Now the show is like “The Simpsons’” young nephew that’s moved from an unsteady kindergartner to a confident fifth-grader. It entered syndication last fall and is performing decently. It even won a 2014 Emmy for Outstanding Animated Comedy. And don’t look now, but a burger cookbook authored by Bouchard and the show’s writers actually ranks 9th on the New York Times Bestseller List of Food and Diet Books.

Moreover, “Bob’s Burgers” has shown sufficient heat as a consistent Sunday night performer for Fox to justify renewal for seasons seven and eight. Not too bad for a ‘toon about a guy who runs a burger joint with the help of his sassy wife and three kids that often feels like a time traveler from the 1970s.

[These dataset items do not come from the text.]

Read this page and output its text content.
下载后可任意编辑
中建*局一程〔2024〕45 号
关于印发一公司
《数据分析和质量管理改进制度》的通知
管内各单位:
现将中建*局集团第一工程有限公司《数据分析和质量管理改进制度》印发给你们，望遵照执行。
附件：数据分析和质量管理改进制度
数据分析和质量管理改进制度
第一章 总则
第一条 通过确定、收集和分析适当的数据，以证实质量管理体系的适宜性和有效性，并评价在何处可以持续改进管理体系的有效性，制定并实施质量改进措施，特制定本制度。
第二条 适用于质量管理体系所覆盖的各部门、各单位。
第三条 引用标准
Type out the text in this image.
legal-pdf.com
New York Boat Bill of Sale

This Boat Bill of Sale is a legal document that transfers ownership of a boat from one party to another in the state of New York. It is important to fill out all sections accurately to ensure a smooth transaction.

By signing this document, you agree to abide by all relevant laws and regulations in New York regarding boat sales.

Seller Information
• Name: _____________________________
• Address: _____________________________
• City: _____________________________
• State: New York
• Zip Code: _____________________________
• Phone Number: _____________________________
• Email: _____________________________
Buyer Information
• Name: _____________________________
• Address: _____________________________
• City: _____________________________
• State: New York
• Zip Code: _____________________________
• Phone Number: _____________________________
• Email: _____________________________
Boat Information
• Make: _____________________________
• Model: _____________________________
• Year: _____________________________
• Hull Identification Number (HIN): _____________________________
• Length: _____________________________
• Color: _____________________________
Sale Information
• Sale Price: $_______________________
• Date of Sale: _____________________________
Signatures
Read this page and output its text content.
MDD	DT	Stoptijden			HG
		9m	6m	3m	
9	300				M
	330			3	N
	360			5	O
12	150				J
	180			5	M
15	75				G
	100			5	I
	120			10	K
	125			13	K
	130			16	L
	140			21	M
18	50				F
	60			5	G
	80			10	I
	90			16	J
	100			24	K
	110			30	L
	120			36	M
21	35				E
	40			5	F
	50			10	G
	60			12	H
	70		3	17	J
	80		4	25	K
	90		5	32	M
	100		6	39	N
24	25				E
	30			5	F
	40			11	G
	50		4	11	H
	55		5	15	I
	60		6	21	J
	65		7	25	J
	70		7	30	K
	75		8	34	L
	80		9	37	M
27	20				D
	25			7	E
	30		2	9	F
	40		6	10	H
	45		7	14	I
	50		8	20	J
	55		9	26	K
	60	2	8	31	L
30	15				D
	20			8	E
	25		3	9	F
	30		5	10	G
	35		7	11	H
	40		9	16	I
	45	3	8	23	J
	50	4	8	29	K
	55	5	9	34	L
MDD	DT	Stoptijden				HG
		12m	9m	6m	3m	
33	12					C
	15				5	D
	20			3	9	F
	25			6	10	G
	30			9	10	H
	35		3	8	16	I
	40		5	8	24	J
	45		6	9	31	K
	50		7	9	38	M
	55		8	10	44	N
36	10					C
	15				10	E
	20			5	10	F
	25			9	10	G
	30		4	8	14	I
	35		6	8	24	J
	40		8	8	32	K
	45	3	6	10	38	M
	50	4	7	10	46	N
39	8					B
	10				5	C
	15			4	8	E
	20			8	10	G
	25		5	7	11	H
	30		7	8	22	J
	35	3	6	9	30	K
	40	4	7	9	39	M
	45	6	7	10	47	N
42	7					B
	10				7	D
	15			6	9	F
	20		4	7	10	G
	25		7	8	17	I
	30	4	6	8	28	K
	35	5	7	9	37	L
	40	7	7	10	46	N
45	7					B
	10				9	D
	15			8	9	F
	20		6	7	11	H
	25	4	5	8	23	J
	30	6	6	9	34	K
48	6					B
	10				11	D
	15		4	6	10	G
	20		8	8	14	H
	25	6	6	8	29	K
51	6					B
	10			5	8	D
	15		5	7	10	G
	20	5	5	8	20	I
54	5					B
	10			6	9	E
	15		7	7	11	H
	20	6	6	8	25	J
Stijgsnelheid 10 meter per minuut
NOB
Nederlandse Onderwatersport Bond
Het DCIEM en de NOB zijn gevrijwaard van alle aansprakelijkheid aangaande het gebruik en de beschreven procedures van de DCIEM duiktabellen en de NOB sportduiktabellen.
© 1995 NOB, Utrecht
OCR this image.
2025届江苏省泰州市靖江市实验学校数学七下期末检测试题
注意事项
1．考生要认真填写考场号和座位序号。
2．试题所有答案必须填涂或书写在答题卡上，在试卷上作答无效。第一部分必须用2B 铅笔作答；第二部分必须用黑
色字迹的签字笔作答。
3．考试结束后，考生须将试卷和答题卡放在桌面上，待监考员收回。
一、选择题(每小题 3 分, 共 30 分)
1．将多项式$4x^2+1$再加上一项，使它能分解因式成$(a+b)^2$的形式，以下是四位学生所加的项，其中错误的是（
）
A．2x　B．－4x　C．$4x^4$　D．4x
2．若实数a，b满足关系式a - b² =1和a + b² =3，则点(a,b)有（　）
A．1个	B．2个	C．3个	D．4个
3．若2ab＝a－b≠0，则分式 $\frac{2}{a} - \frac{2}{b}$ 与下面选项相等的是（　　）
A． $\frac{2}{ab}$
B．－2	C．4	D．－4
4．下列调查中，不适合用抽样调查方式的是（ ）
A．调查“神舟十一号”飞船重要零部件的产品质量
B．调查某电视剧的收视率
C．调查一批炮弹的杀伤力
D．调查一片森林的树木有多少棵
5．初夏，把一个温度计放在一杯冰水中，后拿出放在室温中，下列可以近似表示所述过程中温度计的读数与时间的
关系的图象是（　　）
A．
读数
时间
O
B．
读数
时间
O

Sunday’s 100th episode is a fairly typical single-joke excursion. It finds Bob (voiced by H. Jon Benjamin) landing his big break with an interview from a popular magazine that could put his joint on the map at last. But then, of course, fate intervenes when his youngest daughter Louise (Kristen Schaal) leaves glue on the restaurant toilet seat – and Bob gets his butt good and stuck.

Now only does this completely freak out Bob and his wife Linda (John Roberts); it also gets the attention of the entire town, leading to live news coverage and all manner of humiliation and embarrassment.

Perhaps intentionally, the half-hour lacks the tone of a special installment. It seems more or less like “Bob’s Burgers” business as usual. And that’s just fine. This remains a comedy that appears to be dogged in its insistence on underplaying rather than screaming and yelling and making a huge fuss. There is further an undeniable goofball charm in these characters who like to keep it real in a way the gang on “Family Guy” and “American Dad” never could or would.

Yet the miracle of this show hitting the century mark and having two more guaranteed seasons is that “Bob’s Burgers” is the sort of easy-on-the-eyes-and-ears outing that you’d think unlikely to generate viewer loyalty. It’s sweet but a little dull, amusing but a tad corny, whimsical but slightly dopey. The highlight in the 100th comes during a mid-episode original song that’s sneaky-funny (but not ha-ha).

However, there is something reassuring in the fact we can still be so surprised by the long-running success of a show. This series had one-and-done written all over it at the outset. But here it is, still performing well enough and growing into one of those survivors that’s always on the air (like “Criminal Minds” and “Gray’s Anatomy”).

“Bob’s Burgers” has already exceeded the runs of quite a few classic TV programs. “The Larry Sanders Show” made it to only 89 episodes, “The Sopranos” to 86, “Downton Abbey” to just 51. So in that sense, it has more than earned its keep. Just don’t compare it to “The Simpsons” in either its content or longevity.